My thesis was completed and handed in last month, and I had my viva last week. Academically it has exceeded every expectation, but no one is interested in that, what's important is the results and analysis from the project. Now, I don't think I can share the full thesis until after my mark is finalised (which is my plan), but I can summarise my findings now. Essentially the result was that the computer tuned AI sucked, but wasn't a complete failure. This first attempt was a shot in the dark though, and honestly things worked better than they had any right to be. Details below.
The final conclusion was that everything worked great, except the GA fitness algorithm. This basically just tracked a few statistics about each game and then turned them into predicted survey responses. The algorithm was based entirely on guesswork, I had no previous studies to work with, and no experience with game analytics; this study has helped with both of those. So to realise the benefits, I think all we need to do is sort out the analytics side and the automated analysis of that. The analytics used in this study were all home made, done on an extremely tight schedule (i.e. a couple of days) and I know for sure there are better ways of doing it, unity has everything you could want here. That just leaves the automated analysis.
On the automated side there's no standard system for doing it, but there were some survey metrics that did have some level of success with prediction here, certainly nothing particularly accurate, but something at least. I'm certain that with decent analytics info, and some calibration tests, we could produce a solid fitness test. The thing with this is that the fitness doesn't have to be extremely accurate or detailed to produce valuable results. If the automated system can get an AI this complicated half tuned, in an afternoon then that's a big improvement over what we have now. Additionally there's not just one "perfect" tuning, there's going to be multiple generally good solutions, and countless more specialised tunings for different tastes; you just can't experiment that much doing it manually.

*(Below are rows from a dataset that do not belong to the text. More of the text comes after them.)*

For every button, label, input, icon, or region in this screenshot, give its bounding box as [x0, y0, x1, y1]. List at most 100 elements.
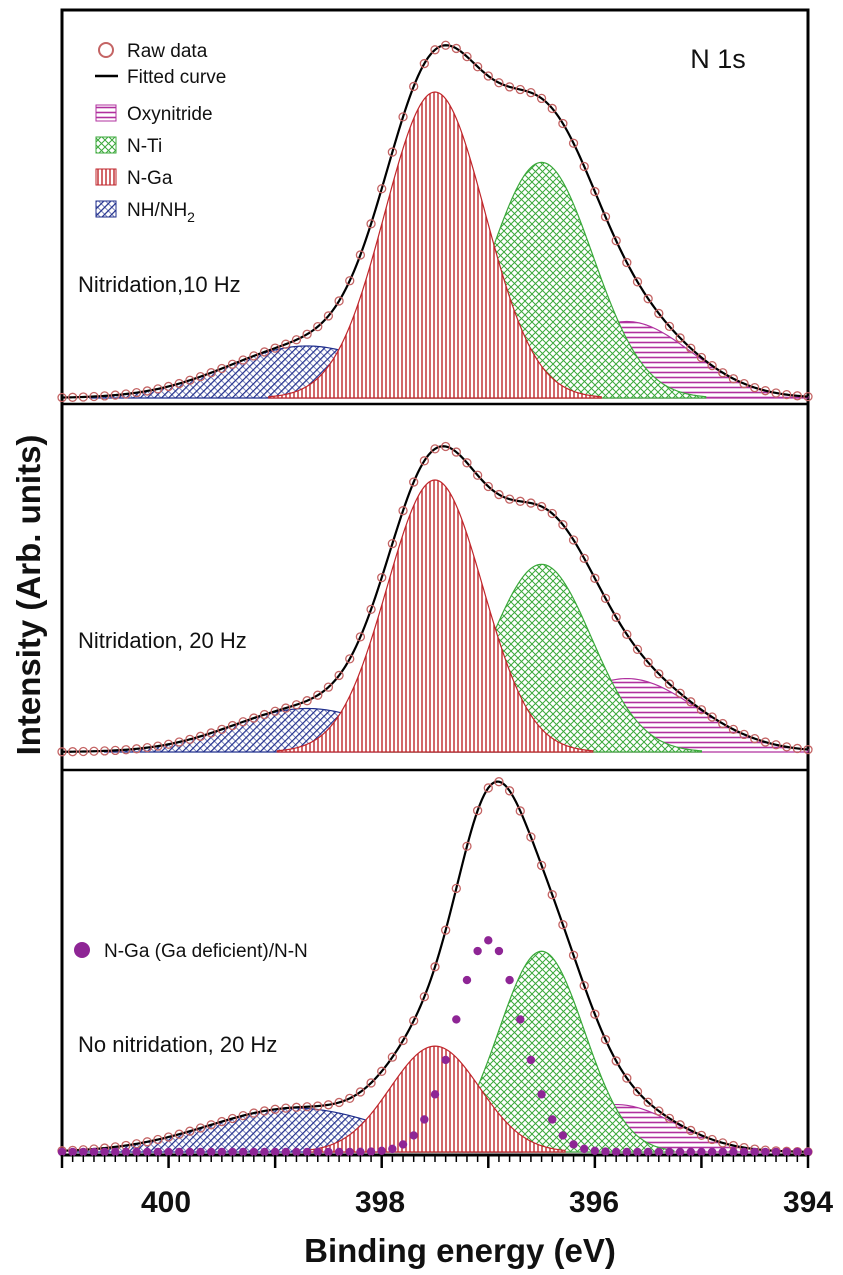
raw-data-point [281, 703, 291, 713]
raw-data-point [217, 1116, 227, 1127]
raw-data-point [686, 697, 696, 707]
raw-data-point [739, 729, 749, 740]
panel-10hz [57, 40, 813, 403]
raw-data-point [270, 1104, 280, 1114]
ga-deficient-point [494, 946, 504, 956]
raw-data-point [174, 737, 184, 747]
n-ga-peak [268, 91, 602, 399]
ga-deficient-point [484, 936, 493, 945]
raw-data-point [185, 1126, 195, 1136]
raw-data-point [121, 745, 131, 755]
raw-data-point [792, 391, 802, 401]
raw-data-point [259, 709, 270, 720]
ga-deficient-point [611, 1147, 621, 1157]
raw-data-point [334, 670, 344, 681]
ga-deficient-point [761, 1147, 770, 1157]
raw-data-point [515, 84, 525, 95]
x-axis-label: Binding energy (eV) [304, 1232, 616, 1269]
raw-data-point [632, 277, 643, 287]
x-tick-396: 396 [569, 1186, 619, 1219]
raw-data-point [249, 351, 259, 361]
ga-deficient-point [441, 1055, 450, 1065]
ga-deficient-point [452, 1015, 461, 1024]
raw-data-point [377, 1066, 387, 1076]
raw-data-point [227, 720, 238, 731]
ga-deficient-point [548, 1115, 557, 1124]
raw-data-point [259, 1106, 270, 1116]
raw-data-point [536, 501, 547, 512]
raw-data-point [419, 456, 429, 466]
raw-data-point [622, 1073, 632, 1083]
raw-data-point [611, 612, 621, 622]
raw-data-point [313, 1101, 323, 1111]
raw-data-marker [98, 42, 114, 58]
raw-data-point [643, 657, 653, 668]
raw-data-point [291, 700, 302, 710]
raw-data-point [355, 1087, 366, 1097]
raw-data-point [334, 1097, 344, 1108]
raw-data-point [89, 391, 99, 402]
raw-data-point [707, 360, 717, 371]
legend-oxynitride: Oxynitride [127, 104, 213, 125]
raw-data-point [568, 535, 579, 545]
ga-deficient-point [803, 1147, 813, 1157]
raw-data-point [68, 392, 78, 402]
raw-data-point [771, 740, 781, 750]
ga-deficient-point [643, 1147, 653, 1157]
raw-data-point [760, 737, 771, 747]
raw-data-point [558, 520, 568, 530]
ga-deficient-point [793, 1147, 802, 1157]
raw-data-point [217, 724, 227, 734]
ga-deficient-point [196, 1147, 205, 1157]
ga-deficient-point [100, 1147, 109, 1157]
n-ga-peak [276, 479, 594, 753]
raw-data-point [782, 742, 792, 752]
ga-deficient-point [207, 1147, 216, 1157]
raw-data-point [313, 321, 323, 332]
ga-deficient-point [601, 1147, 610, 1156]
raw-data-point [441, 925, 451, 935]
panel-20hz [57, 441, 813, 757]
raw-data-point [611, 1056, 621, 1066]
raw-data-point [792, 743, 802, 754]
raw-data-point [131, 1139, 142, 1149]
raw-data-point [718, 1138, 728, 1148]
oxynitride-swatch [95, 104, 117, 122]
raw-data-point [142, 1137, 152, 1147]
raw-data-point [451, 447, 461, 457]
raw-data-point [547, 508, 557, 519]
raw-data-point [78, 746, 88, 757]
raw-data-point [483, 71, 493, 81]
raw-data-point [163, 739, 174, 749]
raw-data-point [163, 381, 174, 392]
raw-data-point [622, 257, 632, 268]
ga-deficient-point [260, 1147, 269, 1157]
raw-data-point [291, 335, 302, 345]
ga-deficient-point [217, 1147, 227, 1157]
raw-data-point [409, 1016, 419, 1026]
raw-data-point [238, 1110, 248, 1121]
raw-data-point [654, 308, 664, 319]
raw-data-point [238, 355, 248, 365]
raw-data-point [142, 386, 152, 396]
ga-deficient-point [356, 1147, 365, 1157]
ga-deficient-point [398, 1140, 408, 1149]
raw-data-point [728, 374, 739, 384]
raw-data-point [696, 705, 707, 715]
raw-data-point [57, 747, 67, 757]
raw-data-point [323, 1100, 334, 1110]
raw-data-point [579, 980, 589, 991]
raw-data-point [600, 593, 611, 604]
nh-nh2-swatch [95, 200, 117, 218]
raw-data-point [579, 161, 589, 172]
raw-data-point [345, 654, 355, 664]
raw-data-point [547, 103, 557, 114]
raw-data-point [643, 1097, 653, 1107]
ga-deficient-point [750, 1147, 759, 1157]
raw-data-point [409, 81, 419, 92]
ga-deficient-point [739, 1147, 749, 1157]
region-label: N 1s [690, 44, 746, 74]
ga-deficient-point [686, 1147, 695, 1157]
raw-data-point [142, 742, 152, 753]
raw-data-point [377, 572, 387, 583]
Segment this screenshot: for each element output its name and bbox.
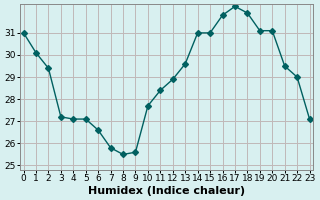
X-axis label: Humidex (Indice chaleur): Humidex (Indice chaleur): [88, 186, 245, 196]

End result is that I'm excited for this technology, I'll be pushing ahead with it at some point in the future for sure. Do I think a GA tuning is necessary or the right idea for the early Hunter's Moon releases? No. Do I think it'll be invaluable at a later stage, especially for the general simulator project (whatever we end up naming it)? Yes, absolutely.
I'm hoping the thesis will be up in the next month or so, whenever I get my final grade. There's a couple issues, typos, etc. with it but it's presentable enough.